CD Review: Gary Numan, “Dead Son Rising”

Written by CD Reviews, Music

The influencer becomes the influenced as Gary Numan’s new album sounds just like a classic electronic disc from more than a decade ago.

Where to start with Gary Numan? I mean, we’re talking a pioneer of electronic music. This is the guy that put a commercial spin on otherwise harsh music and made it listenable for the masses and in the last three decades you could probably name 100 groups influenced by him. But quick, name the last record he put out that was great from front to back? As I’m here talking about his 21st album it seems odd to say that it was 1980’s Telekon but hell, unless you are a dedicated fan of his, you might not even know he’s still making music.

For at least the last decade to decade and a half it has felt that Gary Numan was simply two steps behind the pack with each album. Every record had a handful of good tracks on them but he has put out some terribly boring tunes over the years as well. It seems less about being a pioneer these days and more about fitting into the times of which he still seems to have relatively little clue as to what’s going to work for him. But I’m not sure that I should be expecting anything really new and inovative from him. He’s 53, had his moment in the sun and is still rockin’ to his own BPMs. However, I do think that for someone with so much talent, something better has to be inside him.

Dead Son Rising is somewhere in the middle of all the things I’ve just said. Apparently parts of all these songs were written for other records and have taken a new path since their inception.

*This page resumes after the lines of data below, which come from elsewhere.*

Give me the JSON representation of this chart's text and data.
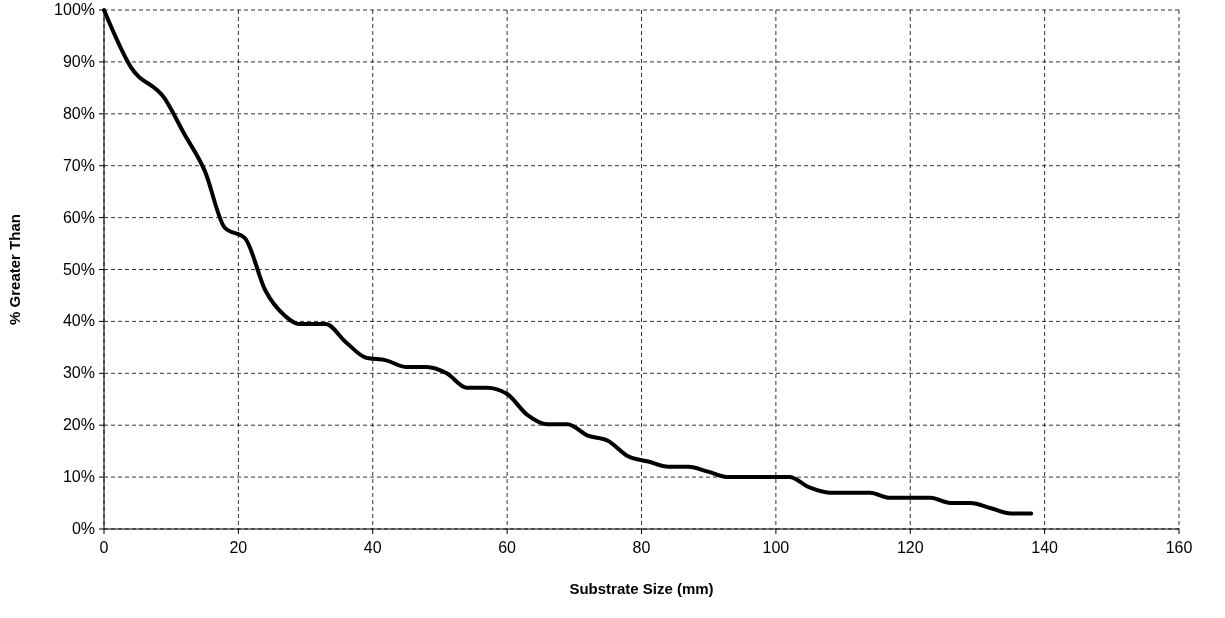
{
  "chart_data": {
    "type": "line",
    "xlabel": "Substrate Size (mm)",
    "ylabel": "% Greater Than",
    "x": [
      0,
      4,
      9,
      12,
      15,
      18,
      21,
      24,
      27,
      29,
      33,
      36,
      39,
      42,
      45,
      48,
      51,
      54,
      57,
      60,
      63,
      66,
      69,
      72,
      75,
      78,
      81,
      84,
      87,
      90,
      93,
      96,
      99,
      102,
      105,
      108,
      111,
      114,
      117,
      120,
      123,
      126,
      129,
      132,
      135,
      138
    ],
    "series": [
      {
        "color": "#000000",
        "values": [
          100,
          89,
          83,
          76,
          69,
          58,
          56,
          46,
          41,
          39.5,
          39.5,
          36,
          33,
          32.5,
          31.2,
          31.2,
          30,
          27.2,
          27.2,
          26,
          22,
          20.2,
          20.2,
          18,
          17,
          14,
          13,
          12,
          12,
          11,
          10,
          10,
          10,
          10,
          8,
          7,
          7,
          7,
          6,
          6,
          6,
          5,
          5,
          4,
          3,
          3
        ]
      }
    ],
    "xlim": [
      0,
      160
    ],
    "xticks": [
      0,
      20,
      40,
      60,
      80,
      100,
      120,
      140,
      160
    ],
    "ylim": [
      0,
      100
    ],
    "yticks": [
      {
        "value": 0,
        "label": "0%"
      },
      {
        "value": 10,
        "label": "10%"
      },
      {
        "value": 20,
        "label": "20%"
      },
      {
        "value": 30,
        "label": "30%"
      },
      {
        "value": 40,
        "label": "40%"
      },
      {
        "value": 50,
        "label": "50%"
      },
      {
        "value": 60,
        "label": "60%"
      },
      {
        "value": 70,
        "label": "70%"
      },
      {
        "value": 80,
        "label": "80%"
      },
      {
        "value": 90,
        "label": "90%"
      },
      {
        "value": 100,
        "label": "100%"
      }
    ],
    "grid": true,
    "marker": "none",
    "line_style": "solid"
  }
}
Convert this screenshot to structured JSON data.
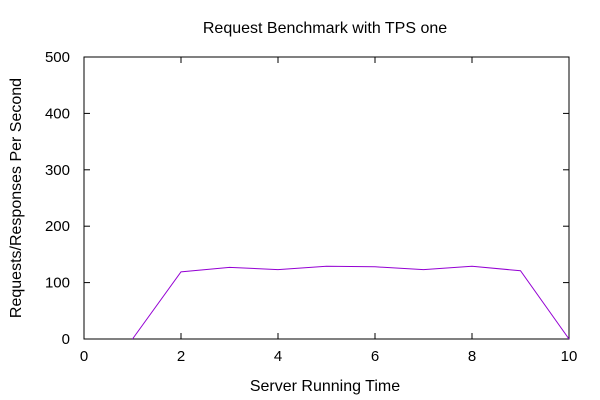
{
  "chart_data": {
    "type": "line",
    "title": "Request Benchmark with TPS one",
    "xlabel": "Server Running Time",
    "ylabel": "Requests/Responses Per Second",
    "xlim": [
      0,
      10
    ],
    "ylim": [
      0,
      500
    ],
    "xticks": [
      0,
      2,
      4,
      6,
      8,
      10
    ],
    "yticks": [
      0,
      100,
      200,
      300,
      400,
      500
    ],
    "grid": false,
    "series": [
      {
        "color": "#9400D3",
        "x": [
          1,
          2,
          3,
          4,
          5,
          6,
          7,
          8,
          9,
          10
        ],
        "y": [
          0,
          119,
          127,
          123,
          129,
          128,
          123,
          129,
          121,
          0
        ]
      }
    ]
  }
}
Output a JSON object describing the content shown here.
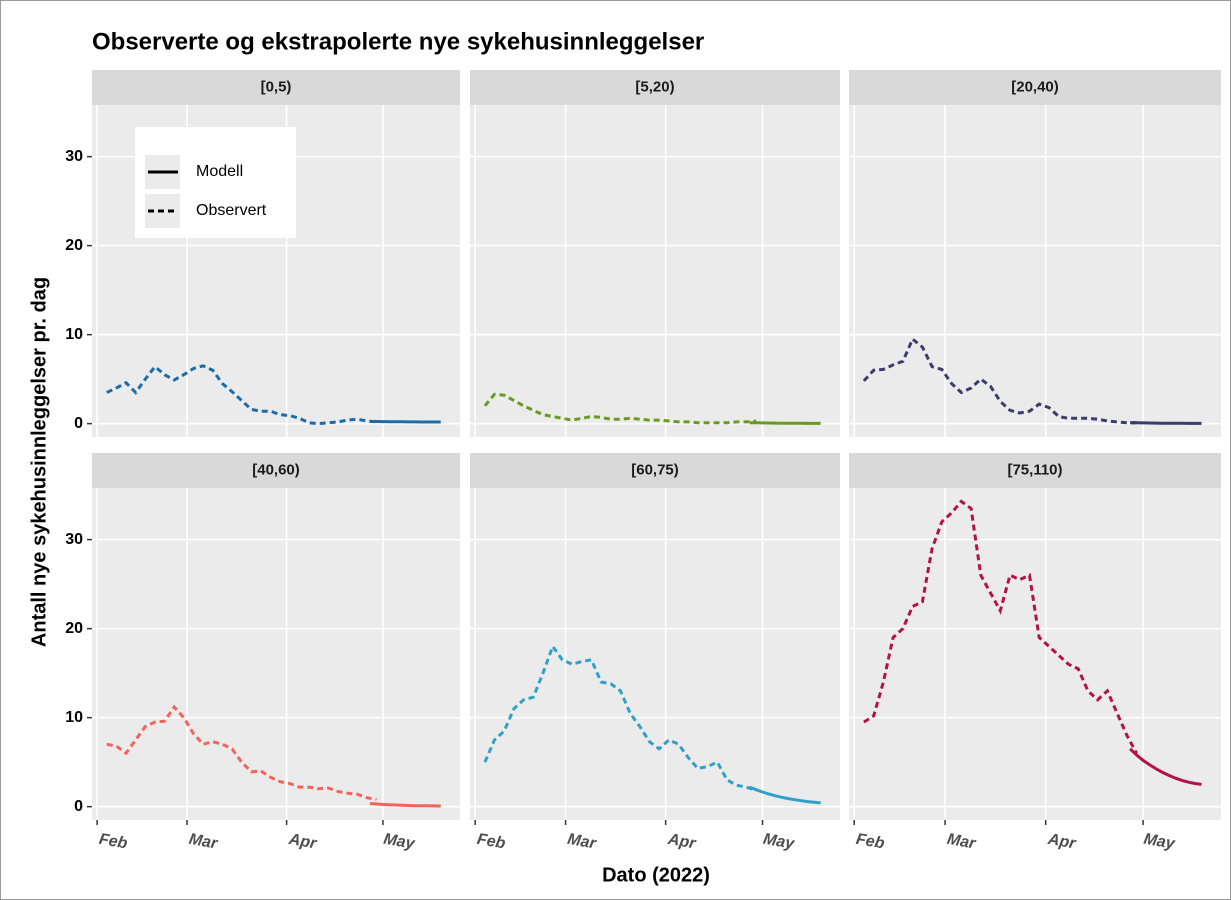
{
  "chart_data": {
    "type": "line",
    "title": "Observerte og ekstrapolerte nye sykehusinnleggelser",
    "xlabel": "Dato (2022)",
    "ylabel": "Antall nye sykehusinnleggelser pr. dag",
    "xlim": [
      -1.6,
      113
    ],
    "ylim": [
      -1.5,
      35.8
    ],
    "xticks": [
      {
        "value": 0,
        "label": "Feb"
      },
      {
        "value": 28,
        "label": "Mar"
      },
      {
        "value": 59,
        "label": "Apr"
      },
      {
        "value": 89,
        "label": "May"
      }
    ],
    "yticks": [
      0,
      10,
      20,
      30
    ],
    "grid": true,
    "legend": [
      {
        "name": "Modell",
        "style": "solid"
      },
      {
        "name": "Observert",
        "style": "dashed"
      }
    ],
    "x_observed": [
      3,
      6,
      9,
      12,
      15,
      18,
      21,
      24,
      27,
      30,
      33,
      36,
      39,
      42,
      45,
      48,
      51,
      54,
      57,
      60,
      63,
      66,
      69,
      72,
      75,
      78,
      81,
      84,
      87
    ],
    "x_model": [
      85,
      87,
      89,
      91,
      93,
      95,
      97,
      99,
      101,
      103,
      105,
      107
    ],
    "panels": [
      {
        "label": "[0,5)",
        "color": "#1b6ca8",
        "observed": [
          3.5,
          4,
          4.6,
          3.5,
          5,
          6.4,
          5.5,
          4.9,
          5.5,
          6.2,
          6.5,
          6.0,
          4.5,
          3.6,
          2.6,
          1.6,
          1.4,
          1.4,
          1.0,
          0.9,
          0.6,
          0.1,
          0.0,
          0.1,
          0.2,
          0.4,
          0.5,
          0.3,
          0.2
        ],
        "model": [
          0.25,
          0.24,
          0.23,
          0.22,
          0.22,
          0.21,
          0.2,
          0.2,
          0.19,
          0.19,
          0.18,
          0.18
        ]
      },
      {
        "label": "[5,20)",
        "color": "#6a9a1f",
        "observed": [
          2,
          3.3,
          3.2,
          2.6,
          2,
          1.5,
          1.0,
          0.8,
          0.6,
          0.4,
          0.6,
          0.8,
          0.7,
          0.5,
          0.5,
          0.6,
          0.5,
          0.4,
          0.4,
          0.3,
          0.2,
          0.2,
          0.1,
          0.1,
          0.1,
          0.1,
          0.2,
          0.2,
          0.3
        ],
        "model": [
          0.1,
          0.09,
          0.08,
          0.07,
          0.06,
          0.05,
          0.05,
          0.04,
          0.04,
          0.03,
          0.03,
          0.03
        ]
      },
      {
        "label": "[20,40)",
        "color": "#3b3b6d",
        "observed": [
          4.8,
          6,
          6.1,
          6.6,
          7,
          9.5,
          8.6,
          6.4,
          6.1,
          4.5,
          3.5,
          4,
          5,
          4.2,
          2.5,
          1.5,
          1.2,
          1.4,
          2.2,
          1.8,
          0.8,
          0.6,
          0.6,
          0.6,
          0.5,
          0.3,
          0.2,
          0.1,
          0.1
        ],
        "model": [
          0.1,
          0.09,
          0.08,
          0.07,
          0.06,
          0.05,
          0.05,
          0.04,
          0.04,
          0.03,
          0.03,
          0.03
        ]
      },
      {
        "label": "[40,60)",
        "color": "#f0645a",
        "observed": [
          7,
          6.8,
          6,
          7.5,
          9,
          9.5,
          9.6,
          11.2,
          10,
          8.2,
          7,
          7.3,
          7,
          6.5,
          5,
          3.9,
          4,
          3.3,
          2.8,
          2.6,
          2.2,
          2.2,
          2,
          2.1,
          1.7,
          1.5,
          1.4,
          1.0,
          0.8
        ],
        "model": [
          0.35,
          0.3,
          0.25,
          0.21,
          0.18,
          0.15,
          0.13,
          0.11,
          0.1,
          0.09,
          0.08,
          0.07
        ]
      },
      {
        "label": "[60,75)",
        "color": "#2fa0c8",
        "observed": [
          5,
          7.5,
          8.5,
          11,
          12,
          12.3,
          15,
          18,
          16.5,
          16,
          16.3,
          16.5,
          14,
          13.8,
          13,
          10.5,
          9,
          7.3,
          6.5,
          7.5,
          7,
          5.5,
          4.3,
          4.5,
          5,
          3,
          2.4,
          2.2,
          1.8
        ],
        "model": [
          2.2,
          1.9,
          1.65,
          1.42,
          1.22,
          1.05,
          0.9,
          0.78,
          0.67,
          0.57,
          0.49,
          0.42
        ]
      },
      {
        "label": "[75,110)",
        "color": "#b3124a",
        "observed": [
          9.5,
          10.2,
          14,
          19,
          20,
          22.5,
          23,
          29,
          32,
          33,
          34.3,
          33.5,
          26,
          24,
          22,
          26,
          25.5,
          26,
          19,
          18,
          17,
          16,
          15.5,
          13,
          12,
          13,
          10.5,
          8,
          6
        ],
        "model": [
          6.5,
          5.8,
          5.2,
          4.7,
          4.25,
          3.85,
          3.5,
          3.2,
          2.95,
          2.75,
          2.6,
          2.5
        ]
      }
    ]
  }
}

Of the 11 tracks you have two instrumentals, two versions of “Not the Love We Dream Of” and two of “For the Rest of My Life.” There are some big time rock moments on the album, like “Big Noise Transmission” and “The Fall” but it’s balanced out by some mellow and atmospheric tunes like the instrumental “Into Battle” and either version of “Not the Love We Dream Of.”

Dead Son Rising is by leaps and bounds the best record he’s put out in decades. It’s certainly very listenable for fans of electronic music and the disc flows extremely well. But the part I just can’t get out of my head is that this is pretty much Nine Inch Nails’ The Fragile. I mean, it’s uncanny how much of a clone this is to the NIN classic. A case of the influencer now being the influenced. Even the one point it doesn’t (“Big Noise Transmission”) starts off as pretty much a re-write of David Bowie’s “I’m Afraid of Americans” which of course Trent Reznor was in the mix for. And this is the part I’m really torn on. The album is pretty damn fantastic and I’m sticking by that but does it lose points because it’s so incredibly similar and thus really dated? I’m a huge Nine Inch Nails fan which is certainly why I enjoy the record as much as I do and I keep thinking to myself that I wish every new Gary Numan record sounded like this so I must be alright with it. But what I’d really like to hear is what Trent thinks of it. Eh, time to go back and listen to the two records back-to-back and get three hours worth of electronic bliss. I’ll forget it’s 2011 for a moment.